CU Exec: Cut Fees Members See as Penalties
Stacy Armijo of Amplify CU says CFPB action against BoA is a sign credit unions should save their efforts for things members want.
A credit union executive in Texas said she thinks the CFPB’s action against Bank of America for practices involving “junk fees” is another sign that credit unions don’t need to waste their time defending fees their members don’t want.
On July 11 the CFPB ordered the $2.4 trillion Bank of America to pay back $100 million to customers for practices that included what the CFPB described as “a double-dipping scheme to harvest junk fees.”
CFPB said its investigation found that Bank of America double-dipped by allowing $35 non-sufficient funds (NSF) fees to be repeatedly charged for the same transaction, generating “substantial additional revenue” over several years.
Stacy Armijo, chief experience officer for Amplify Credit Union of Austin, Texas ($1.5 billion in assets, 57,286 members), said credit unions should pay attention because it’s a strong indicator of how the CFPB feels about bank fees in general.
“While credit union fees may not be illegal, the CFPB has been clear anything that smells like ‘junk fees’ will inspire additional scrutiny and potential action, which means time, effort, expense and risk for credit unions,” she said.
But regardless of the CFPB’s view, Armijo said credit unions ought to cut junk fees because they’re unpopular with consumers.
“The industry calls them ‘services,’ but in customers’ eyes, they’re penalties, and they have the most detrimental impact on those who can least afford it,” she said. “That doesn’t live up to what we preach as ‘the credit union difference’ or ‘people helping people.’”
NAFCU and CUNA have both previously stated objections to the CFPB’s and President Joe Biden’s use of the term “junk fees,” saying it lumps in credit unions with practices used by some banks and payday lenders.
Amplify announced in February 2023 that it was eliminating all banking fees — including overdraft fees, account maintenance fees and wire transfer fees. In the first 12 months it said it saved members $2 million.
Revenue Impact of Dropping Fees
Dropping fees is expensive. A CU Times analysis of NCUA data showed Amplify and six other credit unions that cut fees last year took a bigger hit to profitability than most credit unions in the first quarter.
The seven credit unions charged 20 cents in fees per member in the first quarter, down from $7.95 a year earlier. Among all credit unions, fees per member were 22 cents in the first quarter, down from $17.62 a year earlier.
The fee-cutting credit unions generated first-quarter profits that were just an annualized 0.39% of average assets, down from 1.14% a year earlier. ROA was 0.81% for all credit unions, down from 0.87% a year earlier.

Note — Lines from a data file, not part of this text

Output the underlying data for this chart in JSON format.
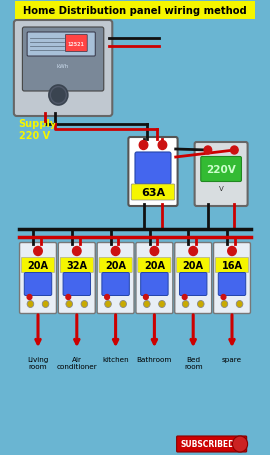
{
  "title": "Home Distribution panel wiring method",
  "background_color": "#6ab5d2",
  "title_bg": "#f5f500",
  "title_color": "black",
  "supply_label": "Supply\n220 V",
  "supply_label_color": "#f5f500",
  "main_breaker_label": "63A",
  "voltage_display": "220V",
  "branch_breakers": [
    {
      "label": "20A",
      "room": "Living\nroom"
    },
    {
      "label": "32A",
      "room": "Air\nconditioner"
    },
    {
      "label": "20A",
      "room": "kitchen"
    },
    {
      "label": "20A",
      "room": "Bathroom"
    },
    {
      "label": "20A",
      "room": "Bed\nroom"
    },
    {
      "label": "16A",
      "room": "spare"
    }
  ],
  "wire_red": "#cc0000",
  "wire_black": "#111111",
  "label_bg": "#f5f500",
  "subscribed_bg": "#cc0000",
  "subscribed_text": "SUBSCRIBED"
}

At Amplify, fees per member were 22 cents in the first quarter, down from $27.97 a year earlier. First-quarter ROA was 0.23%, down from 4.18% a year earlier.
Armijo said part of the lower ROA was the industry-wide fall in non-interest income from sales of mortgages and other loans.
Here’s how the other fee-cutters fared in the first quarter:
Advantis Credit Union in Oregon City, Ore. ($2.1 billion, 91,120 members) cut its overdraft and NSF fees from $25 to $10 per occurrence in March 2022. Fees per member were 14 cents in the first quarter, down from $13.04 a year earlier. First-quarter ROA was 0.12%, down from 0.78% a year earlier.
Affinity Credit Union in Des Moines, Iowa ($143.8 million, 13,703 members) cut ATM and debit card overdraft fees from $25 to $15 in October 2021. Fees per member were 46 cents in the first quarter, down from $16.50 a year earlier. First-quarter ROA was 1.56%, up from 0.87% a year earlier.
Alliant Credit Union in Chicago ($19 billion, 785,337 members) stopped charging members for overdraft or NSF fees on all of its checking and savings accounts in August 2021. Fees per member were 13 cents in the first quarter, down from $1.47 a year earlier. First-quarter ROA was 0.35%, down from 1.17% a year earlier.
Power Financial Credit Union in Pembroke Pines, Fla., ($905.4 million, 33,440 members) eliminated all overdraft and non-sufficient funds fees for members with personal or business accounts in October 2021. Fees per member were five cents in the first quarter, down from $22.95 a year earlier. First-quarter ROA was 1.48%, up from 0.45% a year earlier.
UW Credit Union in Madison, Wis., ($5 billion, 332,385 members) cut its overdraft and NSFs from $30 per occurrence to $5 in July 2021. Fees per member were 45 cents in the first quarter, down from $9.03 a year earlier. First-quarter ROA was 0.43%, down from 0.49% a year earlier.
WEOKIE Federal Credit Union in Oklahoma City ($1.5 billion, 63,404 members) cut its fees from $27.50 per occurrence to $15 per occurrence in September 2021. Fees per member were 18 cents in the first quarter, down from $36.37 a year earlier. First-quarter ROA was 0.59%, down from 1.19% a year earlier.